Three parameters are requied: a coderef, filename, and number of simultanious child threads to use.

This function performs similar to maplines(), except that it does its' operations in parallel using fork() and Parallel::WorkUnit. Because the code in the coderef is executed in a child process, any changes it makes to variables in high scopes will not be visible outside that single child. In general, it will be safest to not modify anything that belongs outside this scope.

If a large amount of data is returned, the overhead of passing the data from child to parents may exceed the benefit of parallelization. However, if there is substantial line-by-line processing, there likely will be a speedup, but trivial loops will not speed up.

Note that the file will be read in several chunks, with each chunk being processed in a different thread. This means that the child threads may be operating on very different sections of the file simultaniously and no specific order of execution of the coderef should be expected! However, the results will be returned in the same order as maplines() would return them.
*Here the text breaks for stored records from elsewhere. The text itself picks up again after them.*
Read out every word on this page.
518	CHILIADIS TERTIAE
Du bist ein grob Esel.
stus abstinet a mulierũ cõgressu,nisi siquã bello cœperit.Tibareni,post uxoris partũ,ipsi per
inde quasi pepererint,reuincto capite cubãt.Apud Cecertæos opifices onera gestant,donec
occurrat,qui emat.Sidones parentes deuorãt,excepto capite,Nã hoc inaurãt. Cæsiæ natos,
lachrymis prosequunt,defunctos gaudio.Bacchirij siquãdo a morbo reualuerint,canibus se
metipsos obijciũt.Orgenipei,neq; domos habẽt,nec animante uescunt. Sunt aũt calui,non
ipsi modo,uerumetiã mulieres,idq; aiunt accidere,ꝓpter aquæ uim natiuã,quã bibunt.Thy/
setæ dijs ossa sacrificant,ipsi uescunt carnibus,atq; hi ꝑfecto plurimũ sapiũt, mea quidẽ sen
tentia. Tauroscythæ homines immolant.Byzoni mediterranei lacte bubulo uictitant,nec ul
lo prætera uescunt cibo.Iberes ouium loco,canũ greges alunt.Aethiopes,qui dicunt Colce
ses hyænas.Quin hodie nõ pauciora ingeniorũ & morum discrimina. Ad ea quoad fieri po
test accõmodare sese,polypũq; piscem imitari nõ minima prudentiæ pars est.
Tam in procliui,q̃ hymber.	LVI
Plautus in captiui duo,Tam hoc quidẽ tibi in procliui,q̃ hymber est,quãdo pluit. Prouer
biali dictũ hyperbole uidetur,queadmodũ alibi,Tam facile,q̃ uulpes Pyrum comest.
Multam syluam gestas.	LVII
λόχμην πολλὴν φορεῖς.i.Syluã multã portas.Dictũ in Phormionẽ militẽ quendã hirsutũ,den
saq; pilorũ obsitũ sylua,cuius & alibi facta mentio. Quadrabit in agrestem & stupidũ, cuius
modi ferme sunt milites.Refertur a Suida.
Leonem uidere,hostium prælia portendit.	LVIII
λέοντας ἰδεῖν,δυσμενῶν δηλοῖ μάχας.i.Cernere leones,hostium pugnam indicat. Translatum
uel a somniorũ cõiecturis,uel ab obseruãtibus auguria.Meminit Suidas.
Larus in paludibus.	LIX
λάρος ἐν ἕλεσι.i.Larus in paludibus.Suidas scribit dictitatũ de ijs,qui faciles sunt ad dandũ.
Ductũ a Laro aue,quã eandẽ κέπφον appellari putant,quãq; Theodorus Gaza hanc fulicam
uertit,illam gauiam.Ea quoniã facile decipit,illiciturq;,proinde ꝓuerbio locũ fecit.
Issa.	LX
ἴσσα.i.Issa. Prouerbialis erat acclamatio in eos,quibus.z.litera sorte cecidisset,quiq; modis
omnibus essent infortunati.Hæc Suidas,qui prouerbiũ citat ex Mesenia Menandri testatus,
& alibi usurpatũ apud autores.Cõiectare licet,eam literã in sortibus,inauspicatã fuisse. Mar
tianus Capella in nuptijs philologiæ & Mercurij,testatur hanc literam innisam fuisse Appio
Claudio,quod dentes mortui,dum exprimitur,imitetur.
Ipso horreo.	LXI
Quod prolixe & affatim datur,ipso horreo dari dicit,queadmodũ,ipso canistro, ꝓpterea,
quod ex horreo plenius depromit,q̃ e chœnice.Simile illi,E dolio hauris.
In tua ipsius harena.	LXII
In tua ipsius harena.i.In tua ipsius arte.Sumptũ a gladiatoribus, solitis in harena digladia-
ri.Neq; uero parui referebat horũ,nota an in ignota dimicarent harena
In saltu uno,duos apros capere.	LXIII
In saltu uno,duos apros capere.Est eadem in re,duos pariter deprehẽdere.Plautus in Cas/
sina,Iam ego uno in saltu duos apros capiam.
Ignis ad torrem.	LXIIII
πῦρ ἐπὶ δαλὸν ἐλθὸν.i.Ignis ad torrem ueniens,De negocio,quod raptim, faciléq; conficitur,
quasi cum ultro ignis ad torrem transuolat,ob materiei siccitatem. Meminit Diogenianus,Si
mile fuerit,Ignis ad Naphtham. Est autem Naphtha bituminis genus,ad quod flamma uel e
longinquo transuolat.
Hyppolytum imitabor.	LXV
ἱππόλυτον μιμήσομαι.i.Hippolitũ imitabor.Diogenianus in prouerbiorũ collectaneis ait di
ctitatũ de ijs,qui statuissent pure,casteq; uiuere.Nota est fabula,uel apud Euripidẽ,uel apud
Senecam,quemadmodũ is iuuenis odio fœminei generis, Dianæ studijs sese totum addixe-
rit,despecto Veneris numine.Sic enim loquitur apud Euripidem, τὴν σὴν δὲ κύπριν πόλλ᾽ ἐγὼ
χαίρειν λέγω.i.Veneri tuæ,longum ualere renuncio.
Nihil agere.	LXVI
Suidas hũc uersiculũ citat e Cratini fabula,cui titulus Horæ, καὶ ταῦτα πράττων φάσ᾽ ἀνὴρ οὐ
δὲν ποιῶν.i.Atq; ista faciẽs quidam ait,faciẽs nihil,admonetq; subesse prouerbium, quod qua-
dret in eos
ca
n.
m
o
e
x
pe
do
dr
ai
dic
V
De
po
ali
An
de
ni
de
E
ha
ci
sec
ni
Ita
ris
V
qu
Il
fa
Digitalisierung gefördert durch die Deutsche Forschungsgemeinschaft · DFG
Otherwise, this function is identical to maplines().

readlines

  my (@result) = readlines "file.txt";

This function simply returns an array of lines (without newlines) read from a file.

AUTHOR

Joelle Maslak <jmaslak@antelope.net>

COPYRIGHT AND LICENSE

This software is copyright (c) 2018 by Joelle Maslak.

This is free software; you can redistribute it and/or modify it under the same terms as the Perl 5 programming language system itself.